The academic scholar and Nobel Price winner, Herbert A. Simon, was the founder of
the term – Bounded Rationality. Herbert A. Simon explored the boundaries
of human decision making in oftentimes complex, dynamic and equivocal environments.
Due to the complexity, dynamism and equivocality of the present and future
environments surrounding decision-making, Herbert A. Simon suggested that humans are not able to always
act fully rational, and that the inability will result in a general state of satisficing, in which solutions that may not be optimal are chosen
if they meet minimum requirements. This satisficing occurs due to the limited
rationality of humans, who are oftentimes not mentality equipped to evaluate
all potential consequences of decisions being made.
Herbert A. Simon proposed that humans are limited
in their rationality due to at least three factors.

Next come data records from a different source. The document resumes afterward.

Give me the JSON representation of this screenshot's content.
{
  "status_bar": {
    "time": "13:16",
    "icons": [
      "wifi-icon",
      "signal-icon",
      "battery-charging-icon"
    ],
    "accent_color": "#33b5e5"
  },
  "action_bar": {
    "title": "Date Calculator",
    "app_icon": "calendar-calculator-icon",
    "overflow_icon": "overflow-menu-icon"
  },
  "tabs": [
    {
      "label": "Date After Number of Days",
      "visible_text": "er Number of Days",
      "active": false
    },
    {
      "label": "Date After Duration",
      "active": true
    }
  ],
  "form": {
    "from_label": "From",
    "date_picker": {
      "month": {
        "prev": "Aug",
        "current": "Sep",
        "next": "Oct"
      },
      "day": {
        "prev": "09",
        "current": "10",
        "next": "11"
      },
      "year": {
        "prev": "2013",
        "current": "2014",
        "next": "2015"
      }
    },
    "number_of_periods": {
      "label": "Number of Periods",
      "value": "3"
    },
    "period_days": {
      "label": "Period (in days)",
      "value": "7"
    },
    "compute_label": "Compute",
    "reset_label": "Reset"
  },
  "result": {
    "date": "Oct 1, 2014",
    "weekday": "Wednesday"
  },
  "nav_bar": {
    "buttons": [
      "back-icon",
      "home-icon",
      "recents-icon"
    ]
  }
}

- Rationality requires complete knowledge and understanding of the consequences
of a given action. Gaining full understanding of future consequences is, of
course, a very difficult task, and therefore this complete knowledge is seldom
present at the time decisions are made.
- Given that consequences of actions, per definition, will emerge in the future,
it is difficult for decision-makers to fully evaluate the future worth of
their decisions.
- Rationality requires that all alternative actions are known. In actual decision-making processes, very few alternatives are known, which inhibits humans in
making optimum decisions.
These three points are therefore the main reasons why humans or organization
cannot fully act as a rational economic entity. Decision-makers are therefore
inhibited in being rational, since they will primarily base their decisions
on readily available data and knowledge, and not be able to incorporate unknown
data or knowledge into their decision-making.
Since humans are not able to act fully rational, Herbert A. Simon proposes that
organizations should develop clear organizational goals for employees to follow.
These goals should act as the value premises that underlie daily decision-making.
The value premises should communicate what ends are preferred
or desirable to the organization, and clearly distinguish between what is acceptable from unacceptable.
Formalized control mechanisms like e.g. routinization, specialization, training,
standard procedures etc., which are normally found in formalized organizational structures, can also be seen
as supporting rational decision making, giving the individual employee the mental
capacity to perform more rational decisions.
It is therefore important for companies and other organizations to acknowledge
that humans cannot act rationally due to limited insights into the effects of given decisions, and that the organization needs to assist decision-making
before it can become rational. According to Herbert A. Simon, organizations would benefit from developing and communicating organizational goals, resulting
in value premises that will guide the decision-making, and that might guide
the development of formalized structures supporting organizational goals.
Therefore, Herbert A. Simon criticizes the Scientific
Management Approach for relying too much on the rationality of the
“economic man”, and criticizes the viewpoint that organizational
actors can always make rational decisions based on complete knowledge about
alternatives.
When organizational members suffer from bounded rationality, managing and organizing
is thus a much more difficult task than proposed by e.g. the Scientific Management
Approach, and organizations must provide both the formal and informal control
mechanisms to make organizational members perform as rationally as possible.